看護過程におけるアセスメントのやり方の基本(アセスメントの中身)
いつも、ありがとうございます。
ローザン由香里です。
アセスメントをする、とは?
看護におけるアセスメントとは、「患者さんの状態を判断すること」をいいます。
例えば、栄養・代謝についてアセスメントをする、ということは、患者さんの栄養・代謝の状態について判断する、ということ。
他にも、排泄についてアセスメントする、ということは、患者さんの排泄の状態について判断する、ということ。
「状態について判断する」というのは、わかりやすくするために、少し乱暴にまとめてしまうと、良い状態なのか、よくない状態なのかを判断する、ということです。
栄養・代謝の状態は、良いとか、良くないとか。
排泄の状態は、良いとか、良くないとか。
「栄養・代謝は良い状態である」
「排泄は良くない状態である」
「●●は、こういう状態である」という結論になるのが一般的です。(文章の表現として、こうなる、ということではなく、考え方として、ということです)
ただ、実際には、良い、もしくは良くない、とはっきり区別できることは少ないです。
集めた情報のうちの、ある情報からは、「良い」と言えそうで、残りの情報からは「良いとは言えない」という場合もあります。
その場合は、これらの情報からは良い状態だと言えるけど、残りの情報からは良い状態だとは言えない、これが結論になります。どちらも含める、ということですね。
では、こうした結論にたどりつくために、どんな作業をするのか、というと、こちら。
アセスメントの中身は、3種類
アセスメントと呼ばれる作業の一般的な中身は、この3つ。
2、分析
3、予測
どれも、事実(情報)をもとに、作業をします。
情報=事実、と書きましたが、情報は、事実であって、事実以上でも、以下でもありません。
例)
- 血圧はいくつ。
- 患者さんはこんなふうに話していた。
- 浮腫がある。
- 食欲がない。
どれも「情報」として扱われるものですが、これらは「事実」そのもので、誰が見ても誰が聞いても、この事実に違いはありません。
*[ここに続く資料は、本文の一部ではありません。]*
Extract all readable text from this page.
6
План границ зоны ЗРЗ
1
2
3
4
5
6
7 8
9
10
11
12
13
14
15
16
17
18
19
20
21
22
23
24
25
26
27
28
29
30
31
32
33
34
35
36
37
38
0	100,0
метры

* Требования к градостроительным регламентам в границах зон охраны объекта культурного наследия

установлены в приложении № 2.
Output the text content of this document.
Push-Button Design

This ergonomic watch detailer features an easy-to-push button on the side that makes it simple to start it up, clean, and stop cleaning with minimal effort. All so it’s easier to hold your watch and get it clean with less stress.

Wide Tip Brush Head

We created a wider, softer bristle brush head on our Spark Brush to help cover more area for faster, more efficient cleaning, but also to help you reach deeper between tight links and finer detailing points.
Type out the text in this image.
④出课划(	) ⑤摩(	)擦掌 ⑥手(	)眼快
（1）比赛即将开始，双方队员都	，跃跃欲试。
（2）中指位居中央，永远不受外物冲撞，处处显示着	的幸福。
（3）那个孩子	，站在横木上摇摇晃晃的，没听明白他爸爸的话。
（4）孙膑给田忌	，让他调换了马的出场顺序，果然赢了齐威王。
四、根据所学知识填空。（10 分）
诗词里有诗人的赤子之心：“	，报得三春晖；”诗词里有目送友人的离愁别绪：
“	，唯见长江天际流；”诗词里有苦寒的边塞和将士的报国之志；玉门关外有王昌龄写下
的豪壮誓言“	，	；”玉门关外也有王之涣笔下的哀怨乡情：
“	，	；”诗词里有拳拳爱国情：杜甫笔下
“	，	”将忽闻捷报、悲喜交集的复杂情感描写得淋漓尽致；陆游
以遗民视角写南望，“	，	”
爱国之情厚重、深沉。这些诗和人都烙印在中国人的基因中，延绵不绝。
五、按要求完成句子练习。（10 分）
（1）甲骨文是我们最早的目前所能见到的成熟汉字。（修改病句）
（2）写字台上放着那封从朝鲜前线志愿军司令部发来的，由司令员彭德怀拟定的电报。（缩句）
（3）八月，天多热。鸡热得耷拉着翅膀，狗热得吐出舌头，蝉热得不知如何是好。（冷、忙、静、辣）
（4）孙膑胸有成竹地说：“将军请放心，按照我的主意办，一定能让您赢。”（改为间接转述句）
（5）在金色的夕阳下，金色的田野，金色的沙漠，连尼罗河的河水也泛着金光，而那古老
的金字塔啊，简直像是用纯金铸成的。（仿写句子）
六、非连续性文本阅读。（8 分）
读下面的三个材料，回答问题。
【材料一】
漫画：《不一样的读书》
ただ、これだけがわかっていても、患者さんに必要な看護を判断することはできません。
血圧がいくつ。だから、なに?その値は何を意味しているの?
患者さんはこんなふうに話していた。その会話は、何を意味しているの?
浮腫がある。それは、何を意味しているの?
食欲がない。それは、何を意味しているの?
良いの?悪いの?
これが、ひとつめの解釈・判断です。
解釈・判断する、とは?
情報が何を意味しているのかを確認すること。
例)
- 総蛋白が5.8g/dlってことは、何を意味しているのか?
- 食事を2割摂取しているってことは、何を意味しているのか?
- 食欲がないってことは、何を意味しているのか?
- 体重が減っているってことは、何を意味しているのか?
分析する、とは?
解釈・判断で扱った情報のうちの「気がかりな情報」について、なぜその状態になっているのか、要因を確認します。
例)
- なぜ、総蛋白が低いのか?
- なぜ、食事摂取が2割なのか?
- なぜ、食欲がないのか?
- なぜ、体重が減っているのか?
- 何が影響して、そのような状態になっているのか?
わかりやすく言うと「原因を確認する」というなのですが、「これが原因である」と断定できることは少ないです。
ので、原因として考えられることとか、その状態、状況を生じることになった要因(影響する、関係する事柄)として捉えると良いかと思います。
予測する、とは?
分析によって確認した事柄が影響して生じている「今の状況、今の状態」というのは、今後どうなると考えられるか?
要因によって、現状が起きているのだとしたら、要因の事情が変われば、もれなく現状は変わります。
ということを踏まえて、今の状況、状態はどうなりそうかを確認します。
これらの作業をすることで、患者さんの状態を判断できます。言い換えると、患者さんの状態を判断する=アセスメントをする、ということは、情報をもとに、このように3段階に掘り下げて、患者さんを捉えることをいいます。
これらは、それぞれ作業をすることそのものが、目的なのではなく、これらの作業によって、現在の状態を確認できることで、どんな看護介入が必要なのかを判断するための材料となります。
これらをしないまま、こういうケアが必要だ、こういう援助が必要だ、と看護計画を立ててしまうと、看護計画に「個別性」を出すことができません。
患者さんに必要なケアを、患者さんにあった形で行うためには、アセスメントという作業によって、現在の状態を適切に判断することが重要です。